Temperaturas inusuales en la montaña serían clave en el colapso mortal.
Nuevos análisis científicos apuntan a que las temperaturas inusualmente elevadas registradas en los días previos al desastre pudieron contribuir al colapso de un glaciar y de parte de la montaña. Los especialistas advierten, sin embargo, que todavía no existe una explicación definitiva sobre las causas del derrumbe.

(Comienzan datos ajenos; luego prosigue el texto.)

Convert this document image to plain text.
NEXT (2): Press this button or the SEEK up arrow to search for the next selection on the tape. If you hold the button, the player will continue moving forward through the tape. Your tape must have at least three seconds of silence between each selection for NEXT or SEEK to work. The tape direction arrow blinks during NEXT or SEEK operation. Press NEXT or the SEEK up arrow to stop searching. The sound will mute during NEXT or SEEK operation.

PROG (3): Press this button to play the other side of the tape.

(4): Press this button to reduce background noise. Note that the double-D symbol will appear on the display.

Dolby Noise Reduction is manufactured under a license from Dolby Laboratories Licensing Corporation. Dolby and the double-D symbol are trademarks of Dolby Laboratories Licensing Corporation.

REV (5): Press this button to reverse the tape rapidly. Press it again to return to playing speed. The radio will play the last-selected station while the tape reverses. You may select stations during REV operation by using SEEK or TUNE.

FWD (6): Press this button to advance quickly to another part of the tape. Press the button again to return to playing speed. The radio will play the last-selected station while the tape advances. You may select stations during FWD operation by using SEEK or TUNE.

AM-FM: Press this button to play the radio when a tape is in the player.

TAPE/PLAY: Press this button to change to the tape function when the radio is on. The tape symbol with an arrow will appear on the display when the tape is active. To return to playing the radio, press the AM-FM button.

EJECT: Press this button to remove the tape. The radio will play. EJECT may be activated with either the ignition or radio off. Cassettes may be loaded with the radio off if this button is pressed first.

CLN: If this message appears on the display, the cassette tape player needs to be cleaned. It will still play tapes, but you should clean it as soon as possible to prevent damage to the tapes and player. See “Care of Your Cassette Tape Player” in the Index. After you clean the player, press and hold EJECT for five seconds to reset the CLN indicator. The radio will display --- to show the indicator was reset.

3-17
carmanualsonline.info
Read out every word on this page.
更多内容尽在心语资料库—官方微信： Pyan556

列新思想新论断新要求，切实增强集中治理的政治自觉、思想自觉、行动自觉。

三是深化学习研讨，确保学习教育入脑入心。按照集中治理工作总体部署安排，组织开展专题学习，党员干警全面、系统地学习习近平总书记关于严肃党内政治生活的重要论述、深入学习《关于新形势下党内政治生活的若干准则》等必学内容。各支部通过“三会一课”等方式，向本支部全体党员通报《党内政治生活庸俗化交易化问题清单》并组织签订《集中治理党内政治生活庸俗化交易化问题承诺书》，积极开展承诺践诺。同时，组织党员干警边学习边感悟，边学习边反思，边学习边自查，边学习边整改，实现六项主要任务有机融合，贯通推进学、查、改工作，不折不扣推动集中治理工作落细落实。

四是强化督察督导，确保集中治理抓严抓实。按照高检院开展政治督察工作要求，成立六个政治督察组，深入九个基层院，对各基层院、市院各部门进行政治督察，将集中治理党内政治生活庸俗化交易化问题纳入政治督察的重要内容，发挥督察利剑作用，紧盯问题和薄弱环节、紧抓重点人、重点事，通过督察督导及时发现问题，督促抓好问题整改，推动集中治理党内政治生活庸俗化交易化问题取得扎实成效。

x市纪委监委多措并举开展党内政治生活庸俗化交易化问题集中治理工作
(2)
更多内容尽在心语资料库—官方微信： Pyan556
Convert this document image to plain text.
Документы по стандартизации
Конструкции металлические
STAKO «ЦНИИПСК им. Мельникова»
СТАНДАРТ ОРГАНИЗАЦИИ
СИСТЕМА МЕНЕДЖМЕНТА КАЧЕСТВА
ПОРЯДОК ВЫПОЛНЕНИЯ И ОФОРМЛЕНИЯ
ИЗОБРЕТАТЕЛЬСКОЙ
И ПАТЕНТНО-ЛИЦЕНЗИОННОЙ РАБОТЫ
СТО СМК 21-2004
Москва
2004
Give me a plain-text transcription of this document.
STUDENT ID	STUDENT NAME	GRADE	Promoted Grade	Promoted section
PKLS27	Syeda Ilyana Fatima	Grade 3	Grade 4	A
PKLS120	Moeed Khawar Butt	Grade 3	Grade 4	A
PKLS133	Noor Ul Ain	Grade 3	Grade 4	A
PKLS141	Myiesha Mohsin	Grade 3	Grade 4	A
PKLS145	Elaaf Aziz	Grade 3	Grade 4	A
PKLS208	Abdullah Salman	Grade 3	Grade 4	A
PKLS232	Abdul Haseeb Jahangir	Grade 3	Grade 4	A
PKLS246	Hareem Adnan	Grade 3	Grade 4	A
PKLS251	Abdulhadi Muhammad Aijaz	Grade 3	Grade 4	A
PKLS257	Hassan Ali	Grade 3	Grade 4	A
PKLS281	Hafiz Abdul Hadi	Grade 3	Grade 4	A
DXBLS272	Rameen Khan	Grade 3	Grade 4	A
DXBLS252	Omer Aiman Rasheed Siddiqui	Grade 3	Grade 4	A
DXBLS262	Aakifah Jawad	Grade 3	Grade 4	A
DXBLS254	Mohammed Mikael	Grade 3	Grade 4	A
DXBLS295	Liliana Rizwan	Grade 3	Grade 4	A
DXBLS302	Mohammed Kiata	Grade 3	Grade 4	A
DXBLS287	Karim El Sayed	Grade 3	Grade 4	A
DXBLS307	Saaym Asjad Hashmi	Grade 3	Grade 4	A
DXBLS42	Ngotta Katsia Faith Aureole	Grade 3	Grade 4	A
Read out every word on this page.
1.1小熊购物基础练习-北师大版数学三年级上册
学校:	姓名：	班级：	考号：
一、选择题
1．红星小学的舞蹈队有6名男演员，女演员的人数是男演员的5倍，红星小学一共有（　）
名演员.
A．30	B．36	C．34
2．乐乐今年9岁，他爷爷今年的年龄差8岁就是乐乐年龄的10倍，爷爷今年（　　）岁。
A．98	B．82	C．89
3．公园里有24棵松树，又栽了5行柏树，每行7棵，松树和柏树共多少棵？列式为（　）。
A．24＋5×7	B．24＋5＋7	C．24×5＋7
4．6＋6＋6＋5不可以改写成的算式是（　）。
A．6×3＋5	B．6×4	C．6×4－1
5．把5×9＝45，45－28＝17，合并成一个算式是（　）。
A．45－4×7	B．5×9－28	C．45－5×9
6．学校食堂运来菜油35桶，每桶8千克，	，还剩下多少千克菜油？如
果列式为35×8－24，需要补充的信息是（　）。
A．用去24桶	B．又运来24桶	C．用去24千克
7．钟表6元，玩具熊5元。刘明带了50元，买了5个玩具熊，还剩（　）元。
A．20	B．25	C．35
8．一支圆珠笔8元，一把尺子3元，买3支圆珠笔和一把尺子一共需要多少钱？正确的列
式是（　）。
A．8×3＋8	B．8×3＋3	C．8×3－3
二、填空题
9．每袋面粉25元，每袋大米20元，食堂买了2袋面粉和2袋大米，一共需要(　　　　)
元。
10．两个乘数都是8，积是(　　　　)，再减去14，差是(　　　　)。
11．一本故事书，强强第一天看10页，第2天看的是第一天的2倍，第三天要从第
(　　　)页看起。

A casi dos semanas de la catástrofe ocurrida en Nepal, investigadores comenzaron a aportar nuevas hipótesis para explicar el derrumbe de una sección de la montaña que desencadenó inundaciones y deslizamientos de gran magnitud el pasado 26 de agosto.
Uno de los principales datos bajo análisis es la temperatura registrada en la zona. Según un estudio realizado por Robert Rohde, investigador del grupo independiente Berkeley Earth, el sector del glaciar ubicado a unos 5.200 metros de altitud registró una temperatura promedio de 5 grados Celsius entre el 21 y el 26 de agosto.
De acuerdo con el análisis, basado en información del modelo climático ERA5 del programa Copernicus y datos de 14 estaciones meteorológicas de gran altura ubicadas entre 9 y 140 kilómetros del lugar del derrumbe, nunca antes se habían superado los 4 grados durante ese período en más de 55 años de registros.
Además, la temperatura promedio durante esos seis días aumentó aproximadamente 1,8 grados respecto de los valores registrados a mediados del siglo XX.
Rohde estimó que, sin el calentamiento adicional asociado al cambio climático, un episodio de temperaturas similares probablemente habría ocurrido apenas una vez cada varios miles de años.
El derrumbe también coincidió con uno de los veranos más cálidos registrados en la región de Langtang, según datos del observatorio europeo Copernicus.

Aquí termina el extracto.